Surprenant Bal masqué new-yorkais au Met avec Verdi
Cette production du Bal Masqué, réalisée par David Alden en 2012, a des allures monumentales, bien que jouant justement sur les espaces et volumes pour recréer une ambiance plus intimiste sur la scène du Met. Celle-ci est comme habillée d’une sur-scène en plan incliné (dans les décors de Paul Steinberg), qui joue avec des panneaux latéraux, ainsi qu’un plafond lui aussi incliné, qui rétrécissent l’espace, comme un entonnoir dont l’embout ouvert serait le quatrième mur (vers le public). Dès le début, et ce jusqu’à la scène finale du bal qui se termine par l’ouverture de l’espace, l’opéra est donc construit par David Alden comme une boîte close, un espace fictif où les intrigues vont se nouer. Dans une perspective éminemment non réaliste, la mise en scène renonce à un quelconque contexte historique, pour jouer sur les confrontations dans un ensemble minimaliste de couleurs noires et blanches où les quelques meubles et objets d’époque (un fauteuil, un vase, etc.) surgissent sur scène comme par surprise.
Bien que cette production ne soit pas nouvelle, il s’agit de sa première représentation de cette saison, ce qui se remarque à plusieurs problèmes techniques (liés aussi à l'ambition scénographique) : panneaux qui coulissent mal, pente glissante, bruits multiples (à se demander s’ils font partie ou non de la mise en scène). Les costumes (de Brigitte Reiffenstuel) contribuent à un aspect maison de poupées, avec un mélange de tenues Belle-Époque chez les hommes, et des robes allant d’une vision moderne du conte de fées à des tenues années 1940. La mise en scène joue aussi sur les mouvements des chanteurs sur scène comme des marionnettes, illustrant peut-être ainsi la manipulation politique à l’œuvre, alors que cette production choisit de reprendre la version originale située en Suède (et non la version placée alors à Boston aux USA, pour éviter la censure).

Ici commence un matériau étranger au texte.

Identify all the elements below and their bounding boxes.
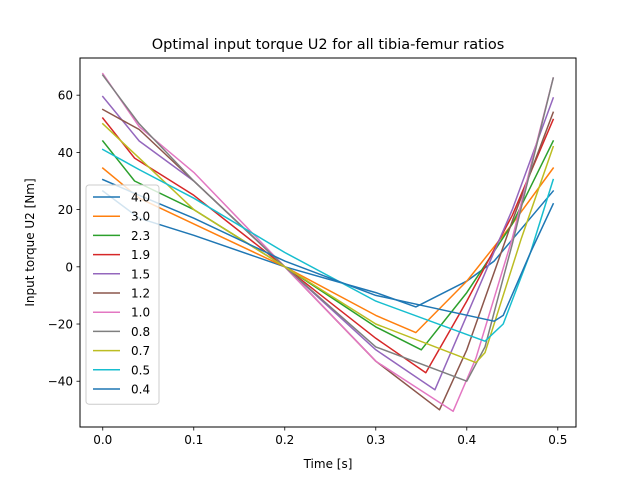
plot-frame — [79, 57, 577, 428]
x-tick-label: 0.4 — [457, 433, 476, 447]
legend-label: 3.0 — [131, 210, 150, 224]
y-tick-label: 60 — [58, 89, 73, 103]
legend-label: 1.2 — [131, 287, 150, 301]
axis-ticks: 0.0 0.1 0.2 0.3 0.4 0.5 −40 −20 0 20 40 60 — [48, 89, 568, 447]
legend-label: 0.5 — [131, 363, 150, 377]
legend-label: 1.5 — [131, 267, 150, 281]
x-tick-label: 0.1 — [184, 433, 203, 447]
legend: 4.0 3.0 2.3 1.9 1.5 1.2 1.0 0.8 0.7 0.5 0.4 — [85, 184, 160, 405]
chart-title: Optimal input torque U2 for all tibia-fe… — [152, 37, 505, 53]
legend-label: 1.9 — [131, 248, 150, 262]
x-tick-label: 0.2 — [275, 433, 294, 447]
series-line-8 — [101, 122, 555, 364]
legend-label: 0.4 — [131, 383, 150, 397]
x-tick-label: 0.3 — [366, 433, 385, 447]
legend-label: 4.0 — [131, 191, 150, 205]
series-line-9 — [101, 148, 555, 342]
series-line-4 — [101, 95, 555, 391]
legend-label: 0.7 — [131, 344, 150, 358]
legend-box — [85, 184, 160, 405]
y-tick-label: 40 — [58, 146, 73, 160]
legend-label: 1.0 — [131, 306, 150, 320]
series-line-7 — [101, 74, 555, 382]
x-tick-label: 0.5 — [548, 433, 567, 447]
y-tick-label: −40 — [48, 375, 73, 389]
y-tick-label: −20 — [48, 318, 73, 332]
x-axis-label: Time [s] — [303, 457, 353, 471]
y-tick-label: 0 — [65, 260, 73, 274]
legend-label: 0.8 — [131, 325, 150, 339]
y-axis-label: Input torque U2 [Nm] — [23, 178, 37, 306]
x-tick-label: 0.0 — [93, 433, 112, 447]
y-tick-label: 20 — [58, 203, 73, 217]
legend-label: 2.3 — [131, 229, 150, 243]
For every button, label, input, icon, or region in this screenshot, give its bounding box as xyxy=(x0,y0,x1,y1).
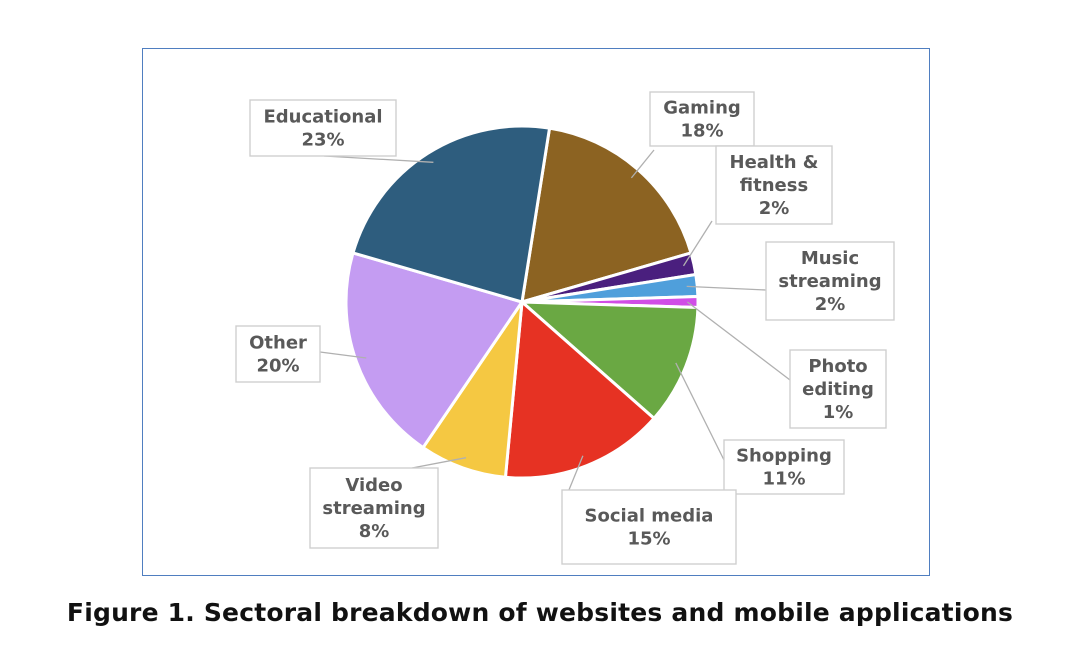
data-label-name: Music xyxy=(801,248,859,269)
leader-line xyxy=(411,457,467,469)
label-box xyxy=(249,99,397,157)
label-box xyxy=(715,145,833,225)
data-label-value: 20% xyxy=(256,356,299,377)
data-label-name: Video xyxy=(345,475,402,496)
label-box xyxy=(723,439,845,495)
data-label-name: fitness xyxy=(740,175,808,196)
label-box xyxy=(561,489,737,565)
leader-line xyxy=(630,149,655,179)
data-label-name: Photo xyxy=(808,356,867,377)
pie-slice-shopping xyxy=(520,300,700,420)
pie-slices xyxy=(344,124,700,480)
data-label-name: Social media xyxy=(585,506,714,527)
data-label-name: Shopping xyxy=(736,446,832,467)
data-label-name: Health & xyxy=(730,152,819,173)
label-box xyxy=(789,349,887,429)
data-label-value: 8% xyxy=(359,521,390,542)
leader-line xyxy=(682,220,713,267)
leader-line xyxy=(686,285,767,291)
pie-slice-social-media xyxy=(503,300,656,480)
data-label-name: streaming xyxy=(778,271,881,292)
data-label-name: streaming xyxy=(322,498,425,519)
data-label-value: 15% xyxy=(627,529,670,550)
label-box xyxy=(649,91,755,147)
label-box xyxy=(235,325,321,383)
label-box xyxy=(309,467,439,549)
data-label-name: Other xyxy=(249,333,307,354)
pie-slice-educational xyxy=(351,124,552,304)
leader-line xyxy=(687,301,791,381)
data-label-value: 23% xyxy=(301,130,344,151)
pie-slice-video-streaming xyxy=(421,300,524,479)
leader-line xyxy=(323,155,434,163)
figure-caption: Figure 1. Sectoral breakdown of websites… xyxy=(66,598,1014,627)
data-label-name: editing xyxy=(802,379,874,400)
data-label-name: Gaming xyxy=(663,98,741,119)
data-label-value: 1% xyxy=(823,402,854,423)
chart-frame xyxy=(142,48,930,576)
data-label-name: Educational xyxy=(263,107,382,128)
leader-line xyxy=(319,351,367,359)
data-label-value: 18% xyxy=(680,121,723,142)
data-label-value: 2% xyxy=(815,294,846,315)
label-box xyxy=(765,241,895,321)
data-label-value: 11% xyxy=(762,469,805,490)
leader-line xyxy=(675,362,725,461)
data-label-value: 2% xyxy=(759,198,790,219)
pie-slice-other xyxy=(344,251,524,450)
leader-lines xyxy=(319,149,791,508)
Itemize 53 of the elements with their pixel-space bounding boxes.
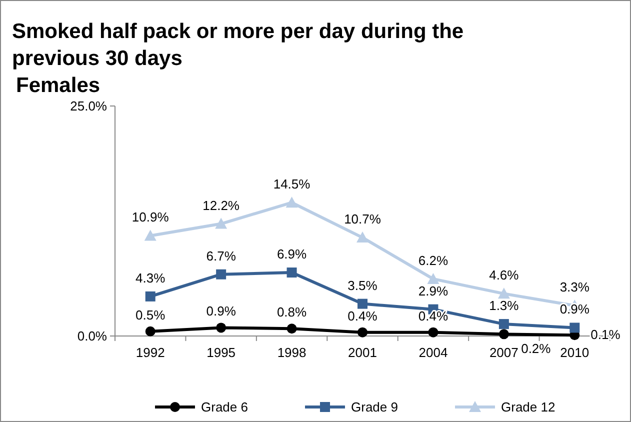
- point: [498, 288, 510, 299]
- point: [358, 298, 368, 309]
- point: [498, 329, 509, 340]
- data-label: 0.8%: [276, 304, 308, 320]
- data-label: 6.2%: [418, 252, 448, 268]
- point: [144, 230, 156, 241]
- point: [216, 322, 226, 333]
- data-label: 1.3%: [489, 298, 520, 314]
- point: [358, 327, 368, 338]
- x-tick-label: 2010: [560, 345, 590, 360]
- x-tick-label: 1998: [277, 345, 306, 360]
- point: [286, 268, 297, 278]
- y-tick-label: 25.0%: [70, 98, 108, 114]
- data-label: 0.2%: [521, 341, 552, 356]
- chart-title: Smoked half pack or more per day during the previous 30 days: [12, 20, 464, 70]
- data-label: 6.9%: [276, 246, 308, 262]
- point: [216, 269, 226, 280]
- point: [570, 322, 580, 333]
- x-tick-label: 2004: [418, 345, 448, 360]
- legend-label: Grade 12: [501, 400, 556, 415]
- point: [145, 326, 156, 336]
- x-tick-label: 1995: [206, 345, 236, 360]
- data-label: 12.2%: [202, 198, 240, 213]
- point: [427, 272, 440, 284]
- point: [286, 324, 297, 334]
- data-label: 3.3%: [560, 280, 590, 295]
- data-label: 0.9%: [206, 304, 236, 319]
- data-label: 0.9%: [560, 302, 590, 317]
- y-tick-label: 0.0%: [77, 328, 108, 344]
- data-label: 0.1%: [590, 327, 621, 342]
- data-label: 0.4%: [348, 308, 378, 324]
- data-label: 10.7%: [344, 212, 382, 227]
- point: [356, 232, 368, 243]
- data-label: 3.5%: [348, 278, 378, 293]
- data-label: 0.4%: [418, 308, 448, 324]
- legend-label: Grade 6: [201, 400, 248, 415]
- data-label: 4.6%: [489, 268, 520, 283]
- x-tick-label: 2007: [489, 345, 518, 360]
- point: [215, 218, 228, 229]
- data-label: 10.9%: [132, 210, 170, 225]
- point: [498, 319, 509, 330]
- x-tick-label: 1992: [136, 345, 165, 360]
- point: [286, 196, 298, 208]
- data-label: 4.3%: [136, 270, 166, 286]
- chart-subtitle: Females: [16, 74, 100, 97]
- data-label: 0.5%: [136, 307, 166, 322]
- data-label: 6.7%: [206, 248, 236, 264]
- point: [428, 327, 438, 338]
- point: [145, 291, 156, 302]
- x-tick-label: 2001: [348, 345, 377, 360]
- data-label: 14.5%: [273, 176, 311, 192]
- legend-label: Grade 9: [351, 400, 398, 415]
- data-label: 2.9%: [418, 283, 448, 298]
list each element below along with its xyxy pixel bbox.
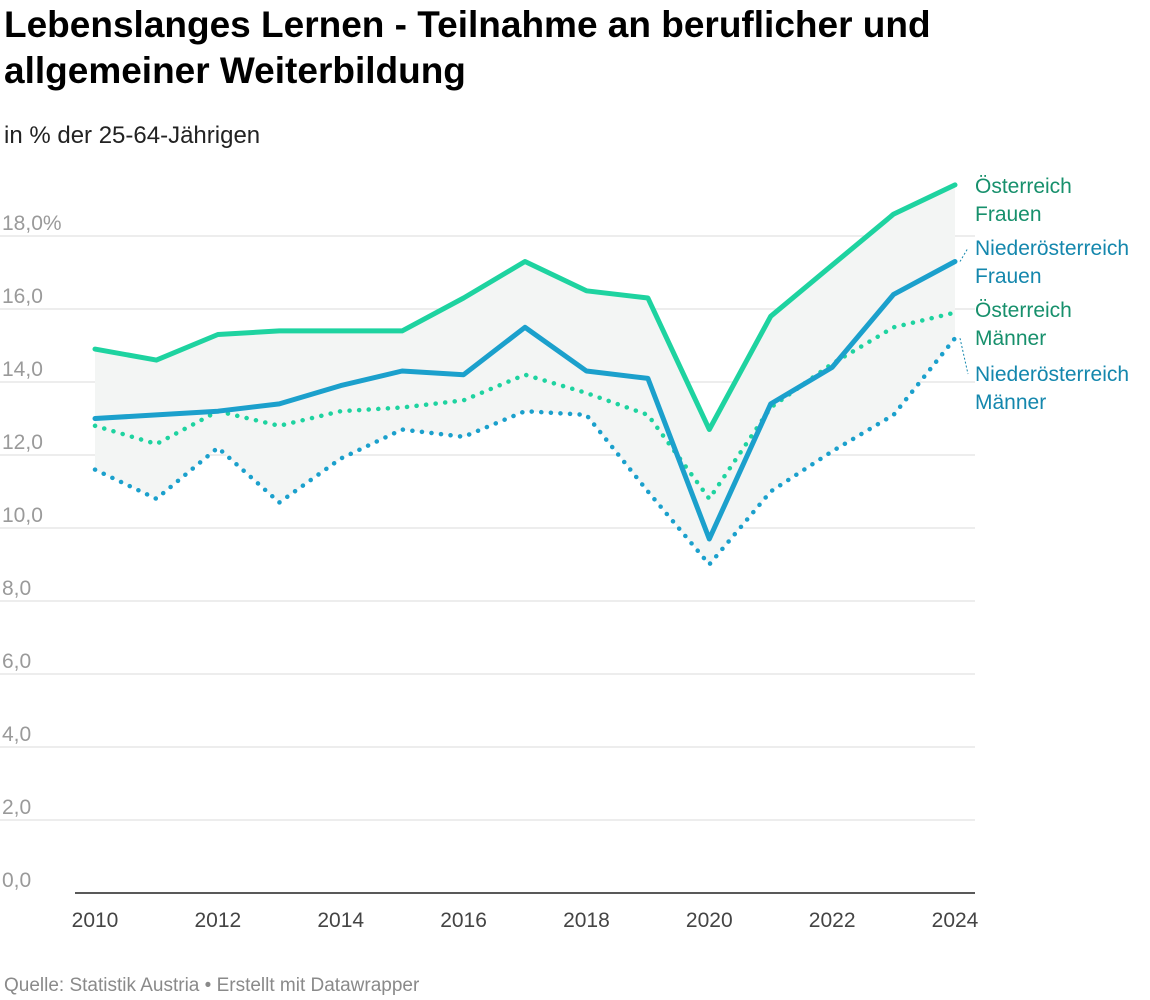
series-line <box>92 182 958 432</box>
y-tick-label: 10,0 <box>2 504 43 527</box>
y-tick-label: 6,0 <box>2 650 31 673</box>
y-axis: 0,0 2,0 4,0 6,0 8,0 10,0 12,0 14,0 16,0 18,0% <box>2 212 62 892</box>
y-tick-label: 4,0 <box>2 723 31 746</box>
series-label: Männer <box>975 327 1046 350</box>
x-tick-label: 2018 <box>563 909 610 932</box>
y-tick-label: 0,0 <box>2 869 31 892</box>
y-tick-label: 16,0 <box>2 285 43 308</box>
x-tick-label: 2022 <box>809 909 856 932</box>
series-label: Österreich <box>975 299 1072 322</box>
y-tick-label: 2,0 <box>2 796 31 819</box>
series-label: Frauen <box>975 203 1042 226</box>
x-tick-label: 2014 <box>317 909 364 932</box>
x-axis: 2010 2012 2014 2016 2018 2020 2022 2024 <box>72 909 979 932</box>
x-tick-label: 2010 <box>72 909 119 932</box>
series-label: Männer <box>975 391 1046 414</box>
label-connector <box>959 338 969 375</box>
y-tick-label: 18,0% <box>2 212 62 235</box>
x-tick-label: 2020 <box>686 909 733 932</box>
source-note: Quelle: Statistik Austria • Erstellt mit… <box>4 975 420 996</box>
label-connectors <box>959 247 969 375</box>
y-tick-label: 14,0 <box>2 358 43 381</box>
series-labels: Österreich Frauen Niederösterreich Frauen Ös… <box>975 175 1129 414</box>
series-label: Österreich <box>975 175 1072 198</box>
chart-subtitle: in % der 25-64-Jährigen <box>4 122 261 149</box>
series-label: Niederösterreich <box>975 237 1129 260</box>
series-label: Niederösterreich <box>975 363 1129 386</box>
series-lines <box>92 182 958 567</box>
label-connector <box>959 247 969 262</box>
y-tick-label: 12,0 <box>2 431 43 454</box>
chart-title: Lebenslanges Lernen - Teilnahme an beruf… <box>4 4 931 91</box>
x-tick-label: 2016 <box>440 909 487 932</box>
y-tick-label: 8,0 <box>2 577 31 600</box>
series-label: Frauen <box>975 265 1042 288</box>
x-tick-label: 2012 <box>194 909 241 932</box>
series-line <box>92 259 958 542</box>
x-tick-label: 2024 <box>932 909 979 932</box>
series-line <box>92 335 958 567</box>
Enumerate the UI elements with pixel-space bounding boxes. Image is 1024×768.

Danseurs et performeurs surgissent sur scène pour des mouvements saccadés, avec aussi une performance dansée notamment remarquée de la part d’Oscar (joué par Liv Redpath), en ange endiablé dans la scène d’ouverture. À mi-chemin entre chute des anges et chute d’Icare (c’est justement ce que représente le plafond des premiers actes), le spectateur s’interroge sur une possible morale d’une mise en scène qui reste mystérieuse par son mélange des références (jusqu’à la scène finale du bal où se croisent, d’une manière pour le moins déstabilisante, squelettes dansants, masques vénitiens, gravure romaine en fond, entre autres).
Dans ce Bal Masqué, confrontation vocale entre les personnages du Roi, du comte Anckarström et d’Amelia, le ténor Charles Castronovo se démarque dans le premier rôle par un timbre net, qui manque d’abord un peu de puissance mais dont l’application première vient à se libérer. Il mêle ensuite chaleur et vibrato large dans les parties graves, ses aigus restant clairs, dans un chant toujours empreint de douceur.
Marquant bien davantage son jeu, Quinn Kelsey interprète le comte Anckarström tout en puissance. Le chanteur cherche malgré tout une certaine subtilité dans l’interprétation, y compris en instillant de la douceur à ses graves, mais les phrasés manquent de définition.
La soprano Angela Meade se fait plus discrète en Amelia dans le jeu d’actrice, mais la voix s’exprime immédiatement dans sa souplesse et son vibrato vif. Certains passages la voient cependant comme contrainte, retenue dans le médium avant de se libérer en déployant sa ligne vers les aigus chaleureux.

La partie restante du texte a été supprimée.